Kafamı iki yana salladım. Venira'ya böyle bir teklifle gelmem kesinlikle cinayet sebebi olurdu. Ben de böyle bir şey düşünmüyordum. Evlilik mi, daha neler! "Bu sözlerini kendine sakla. Venira duyarsa çok kızar. Ben unutacağım, duymamış olarak hayatıma devam edeceğim. Tanrım! Çok utandırıcı."
"Utandırıcı olan şey ne? Bir erkek ve bir kadın evlenir, oğlum. Bunun neyi yanlış?"
"Yanlış olan bu kutsal yemini kirli çıkarlar için kirletmek. Venira eminim böyle bir şey istemiyordur tıpkı benim gibi. Hangi insan zoraki bir evliliği kabul eder?"

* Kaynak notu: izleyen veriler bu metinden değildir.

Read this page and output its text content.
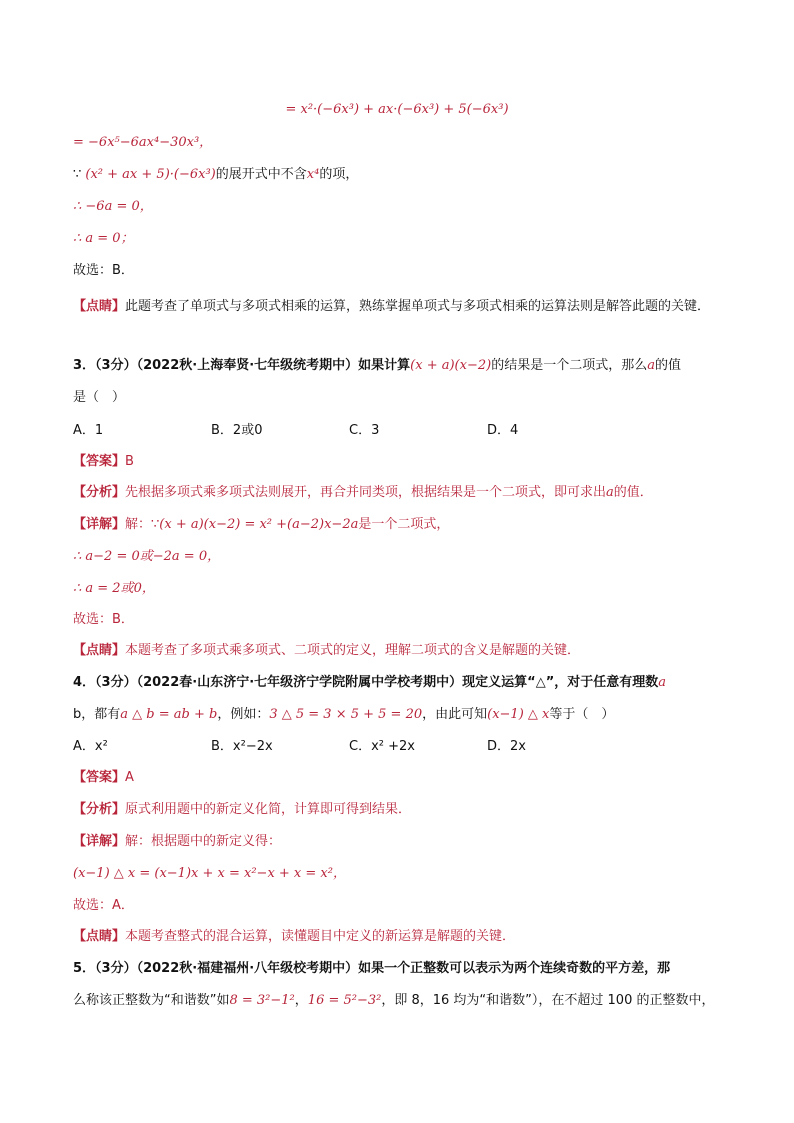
= x²·(−6x³) + ax·(−6x³) + 5(−6x³)
= −6x⁵−6ax⁴−30x³，
∵ (x² + ax + 5)·(−6x³)的展开式中不含x⁴的项，
∴ −6a = 0，
∴ a = 0；
故选：B．
【点睛】此题考查了单项式与多项式相乘的运算，熟练掌握单项式与多项式相乘的运算法则是解答此题的关键．
3．（3分）（2022秋·上海奉贤·七年级统考期中）如果计算(x + a)(x−2)的结果是一个二项式，那么a的值
是（　）
A．1	B．2或0	C．3	D．4
【答案】B
【分析】先根据多项式乘多项式法则展开，再合并同类项，根据结果是一个二项式，即可求出a的值．
【详解】解：∵(x + a)(x−2) = x² +(a−2)x−2a是一个二项式，
∴ a−2 = 0或−2a = 0，
∴ a = 2或0，
故选：B．
【点睛】本题考查了多项式乘多项式、二项式的定义，理解二项式的含义是解题的关键．
4．（3分）（2022春·山东济宁·七年级济宁学院附属中学校考期中）现定义运算“△”，对于任意有理数a
b，都有a △ b = ab + b，例如：3 △ 5 = 3 × 5 + 5 = 20，由此可知(x−1) △ x等于（　）
A．x²	B．x²−2x	C．x² +2x	D．2x
【答案】A
【分析】原式利用题中的新定义化简，计算即可得到结果．
【详解】解：根据题中的新定义得：
(x−1) △ x = (x−1)x + x = x²−x + x = x²，
故选：A．
【点睛】本题考查整式的混合运算，读懂题目中定义的新运算是解题的关键．
5．（3分）（2022秋·福建福州·八年级校考期中）如果一个正整数可以表示为两个连续奇数的平方差，那
么称该正整数为“和谐数”如8 = 3²−1²，16 = 5²−3²，即 8，16 均为“和谐数”），在不超过 100 的正整数中，
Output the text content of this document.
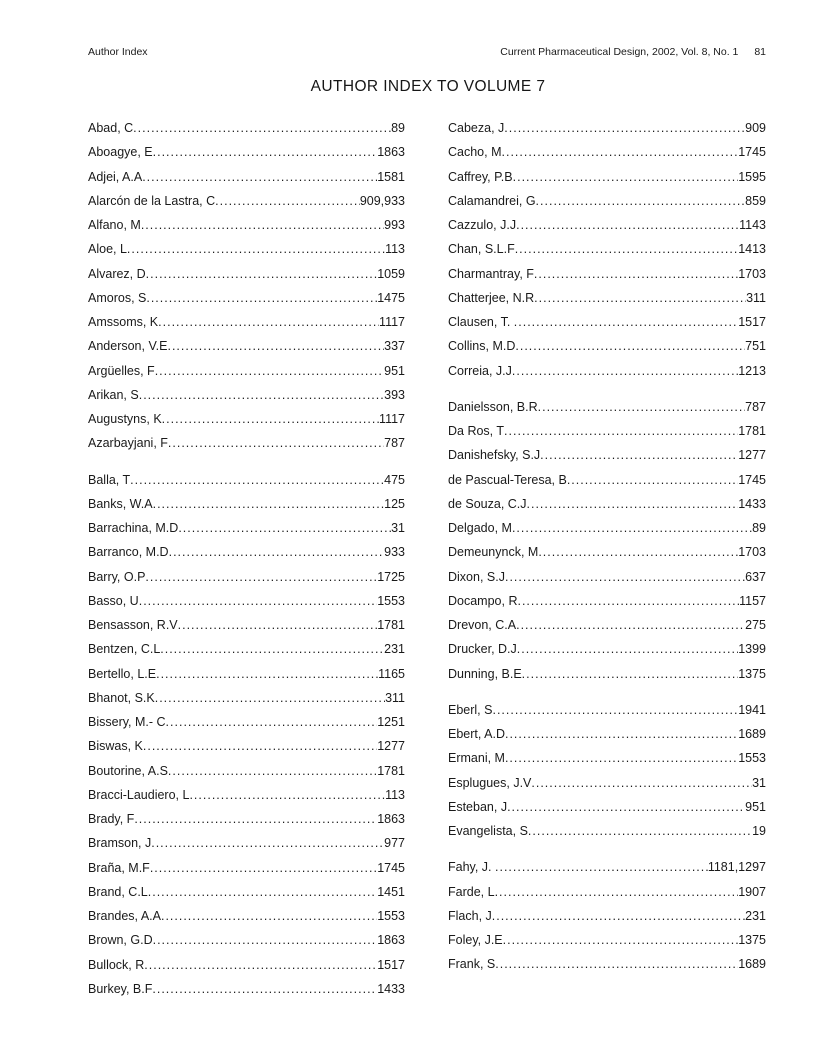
Author Index	Current Pharmaceutical Design, 2002, Vol. 8, No. 1 81
AUTHOR INDEX TO VOLUME 7
Abad, C .....	89
Aboagye, E .....	1863
Adjei, A.A .....	1581
Alarcón de la Lastra, C .....	909,933
Alfano, M .....	993
Aloe, L .....	113
Alvarez, D .....	1059
Amoros, S .....	1475
Amssoms, K .....	1117
Anderson, V.E .....	337
Argüelles, F .....	951
Arikan, S .....	393
Augustyns, K .....	1117
Azarbayjani, F .....	787
Balla, T .....	475
Banks, W.A .....	125
Barrachina, M.D .....	31
Barranco, M.D .....	933
Barry, O.P .....	1725
Basso, U .....	1553
Bensasson, R.V .....	1781
Bentzen, C.L .....	231
Bertello, L.E .....	1165
Bhanot, S.K .....	311
Bissery, M.- C .....	1251
Biswas, K .....	1277
Boutorine, A.S .....	1781
Bracci-Laudiero, L .....	113
Brady, F .....	1863
Bramson, J .....	977
Braña, M.F .....	1745
Brand, C.L .....	1451
Brandes, A.A .....	1553
Brown, G.D .....	1863
Bullock, R .....	1517
Burkey, B.F .....	1433
Cabeza, J .....	909
Cacho, M .....	1745
Caffrey, P.B .....	1595
Calamandrei, G .....	859
Cazzulo, J.J .....	1143
Chan, S.L.F .....	1413
Charmantray, F .....	1703
Chatterjee, N.R .....	311
Clausen, T. .....	1517
Collins, M.D .....	751
Correia, J.J .....	1213
Danielsson, B.R .....	787
Da Ros, T .....	1781
Danishefsky, S.J .....	1277
de Pascual-Teresa, B .....	1745
de Souza, C.J .....	1433
Delgado, M .....	89
Demeunynck, M .....	1703
Dixon, S.J .....	637
Docampo, R .....	1157
Drevon, C.A .....	275
Drucker, D.J .....	1399
Dunning, B.E .....	1375
Eberl, S .....	1941
Ebert, A.D .....	1689
Ermani, M .....	1553
Esplugues, J.V .....	31
Esteban, J .....	951
Evangelista, S .....	19
Fahy, J. .....	1181,1297
Farde, L .....	1907
Flach, J .....	231
Foley, J.E .....	1375
Frank, S .....	1689
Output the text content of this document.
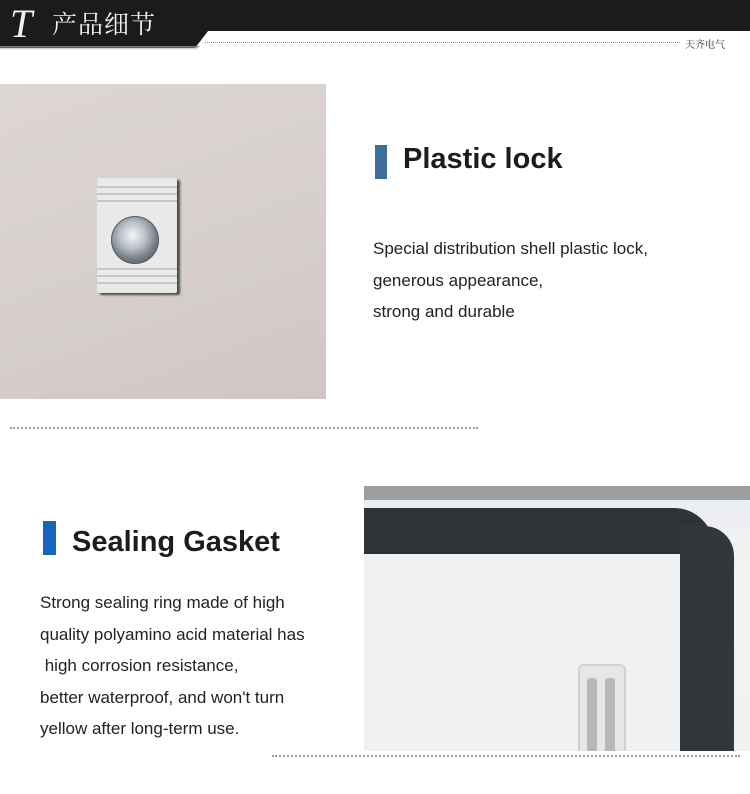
T 产品细节
天齐电气
Plastic lock
Special distribution shell plastic lock,
generous appearance,
strong and durable
Sealing Gasket
Strong sealing ring made of high
quality polyamino acid material has
high corrosion resistance,
better waterproof, and won't turn
yellow after long-term use.
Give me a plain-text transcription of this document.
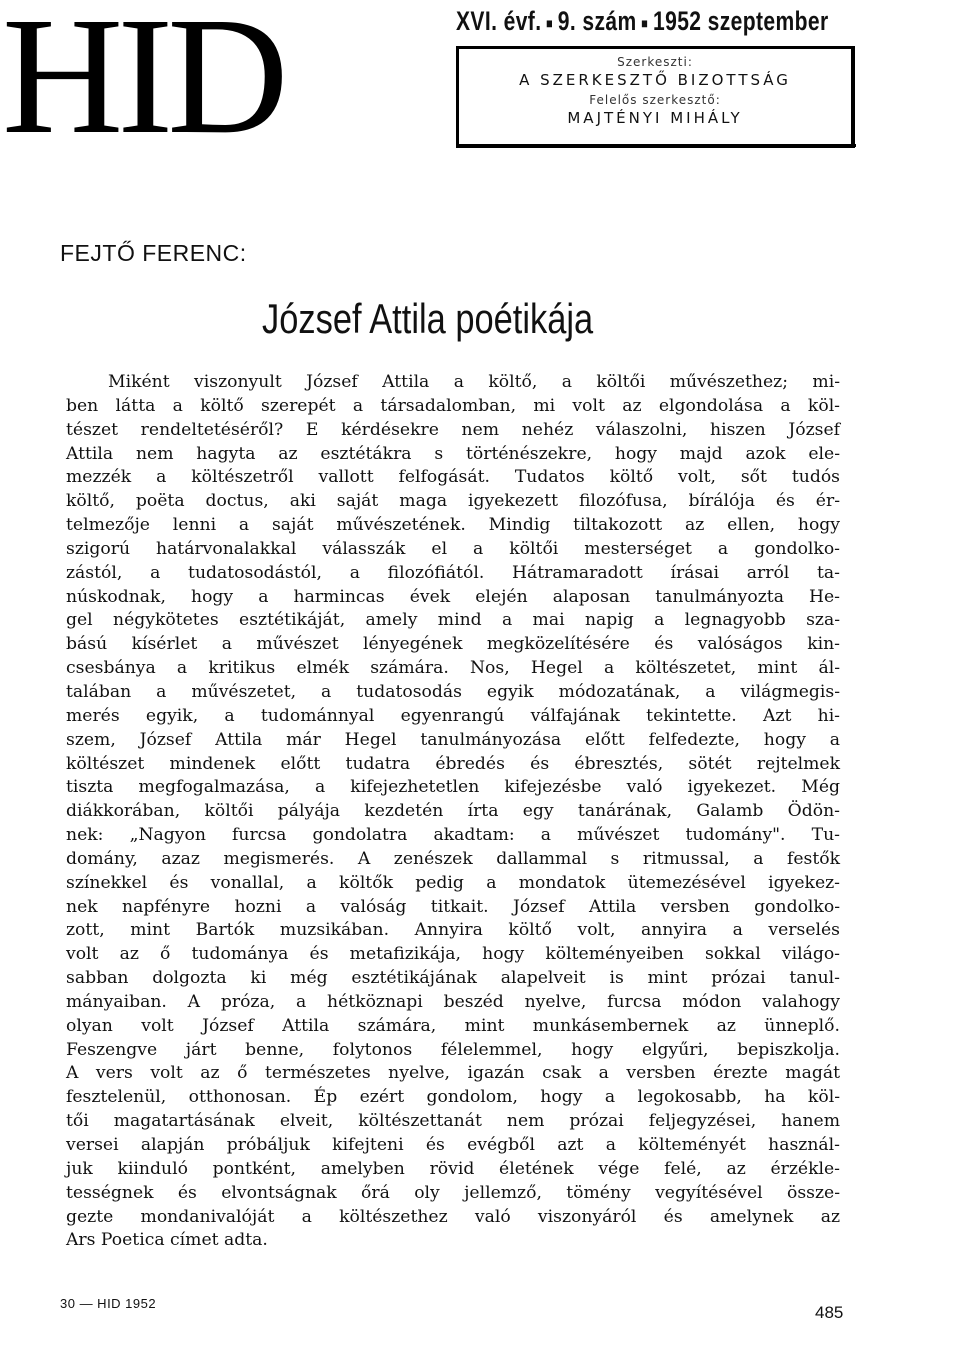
HID	XVI. évf. ■ 9. szám ■ 1952 szeptember
Szerkeszti:
A SZERKESZTŐ BIZOTTSÁG
Felelős szerkesztő:
MAJTÉNYI MIHÁLY
FEJTŐ FERENC:
József Attila poétikája
Miként viszonyult József Attila a költő, a költői művészethez; mi-
ben látta a költő szerepét a társadalomban, mi volt az elgondolása a köl-
tészet rendeltetéséről? E kérdésekre nem nehéz válaszolni, hiszen József
Attila nem hagyta az esztétákra s történészekre, hogy majd azok ele-
mezzék a költészetről vallott felfogását. Tudatos költő volt, sőt tudós
költő, poëta doctus, aki saját maga igyekezett filozófusa, bírálója és ér-
telmezője lenni a saját művészetének. Mindig tiltakozott az ellen, hogy
szigorú határvonalakkal válasszák el a költői mesterséget a gondolko-
zástól, a tudatosodástól, a filozófiától. Hátramaradott írásai arról ta-
núskodnak, hogy a harmincas évek elején alaposan tanulmányozta He-
gel négykötetes esztétikáját, amely mind a mai napig a legnagyobb sza-
bású kísérlet a művészet lényegének megközelítésére és valóságos kin-
csesbánya a kritikus elmék számára. Nos, Hegel a költészetet, mint ál-
talában a művészetet, a tudatosodás egyik módozatának, a világmegis-
merés egyik, a tudománnyal egyenrangú válfajának tekintette. Azt hi-
szem, József Attila már Hegel tanulmányozása előtt felfedezte, hogy a
költészet mindenek előtt tudatra ébredés és ébresztés, sötét rejtelmek
tiszta megfogalmazása, a kifejezhetetlen kifejezésbe való igyekezet. Még
diákkorában, költői pályája kezdetén írta egy tanárának, Galamb Ödön-
nek: „Nagyon furcsa gondolatra akadtam: a művészet tudomány". Tu-
domány, azaz megismerés. A zenészek dallammal s ritmussal, a festők
színekkel és vonallal, a költők pedig a mondatok ütemezésével igyekez-
nek napfényre hozni a valóság titkait. József Attila versben gondolko-
zott, mint Bartók muzsikában. Annyira költő volt, annyira a verselés
volt az ő tudománya és metafizikája, hogy költeményeiben sokkal világo-
sabban dolgozta ki még esztétikájának alapelveit is mint prózai tanul-
mányaiban. A próza, a hétköznapi beszéd nyelve, furcsa módon valahogy
olyan volt József Attila számára, mint munkásembernek az ünneplő.
Feszengve járt benne, folytonos félelemmel, hogy elgyűri, bepiszkolja.
A vers volt az ő természetes nyelve, igazán csak a versben érezte magát
fesztelenül, otthonosan. Ép ezért gondolom, hogy a legokosabb, ha köl-
tői magatartásának elveit, költészettanát nem prózai feljegyzései, hanem
versei alapján próbáljuk kifejteni és evégből azt a költeményét használ-
juk kiinduló pontként, amelyben rövid életének vége felé, az érzékle-
tességnek és elvontságnak őrá oly jellemző, tömény vegyítésével össze-
gezte mondanivalóját a költészethez való viszonyáról és amelynek az
Ars Poetica címet adta.
30 — HID 1952	485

"Venira'yı başka türlü koruman mümkün olmayacak. Evlenmeniz herkes için iyi olacak. Üstelik yetenekli bir kız, sana çok yardımı dokunacağına inanıyorum." dedi. Kafamı iki yana sallamıştım.
"Ben bunu kabul etmiyorum. Bu şekilde olması doğru değil. Onu korurum, bu sefer her şey farklı. Venira da senin düşüncelerin gibi düşüncelere sahip birisi değil. Öyle olsaydı Dahou ile evlenirdi. Benden daha üstün birisine hayır dedi."
"Bartan, Dahou ile kendini kıyaslama. Sen Mavi Gök'ün kutsal kıldığı kansın. Dahou senin yanında bir hizmetkar." dedi. Bu konuşma daha fazla uzamamalıydı. Beni boğacak gibiydi, hissediyordum. Ayağa kalktım.
"Aigerim bu konu burada kapandı. Ne ben duydum ne sen söyledin. Sakın Venira'ya açma. Onu utandırma, beni anlıyor musun?"
"Doğruları söyledim, çocuk. Gerçeklerden asla kaçamazsın." dedi.
Bir şey demeden çadırından çıktım. Dediklerini düşündükçe ellerimi sıkıyordum. Bu şekilde olmazdı. Venira'yı herhangi bir yerde kayıramazdım, adil olmalıydım. Mavi Gök'ün arasına da katamazdım. Gözümün önünde olmasını istiyordum. Görebileceğim yerde olursa daha güvenli olurdu. Aynı zamanda kurallar onun için işlemeliydi. Venira'yı kayırırsam insanlar beni nasıl ciddi alsındı? Saçmaydı! Asıl saçma olan bu evlilik önerisiydi. Çok komik geliyordu. Evlilik gibi kutsal bir yemini çıkarım için kullanamazdım. Yesui ile zamanında evlenme nedenim onu sevmemden dolayıydı. Sevmiştim ve evlenmiştik. Bunda birini koruma yoktu, çıkar amacı güdülmemişti. Üstüne üstlük Yesui'ye soyadımı vereceğim diye bir iddiam olmamıştı. Venira'ya bu nedenle evlenelim desem yüzüme tokat atardı, eminim. Bana çok kızardı.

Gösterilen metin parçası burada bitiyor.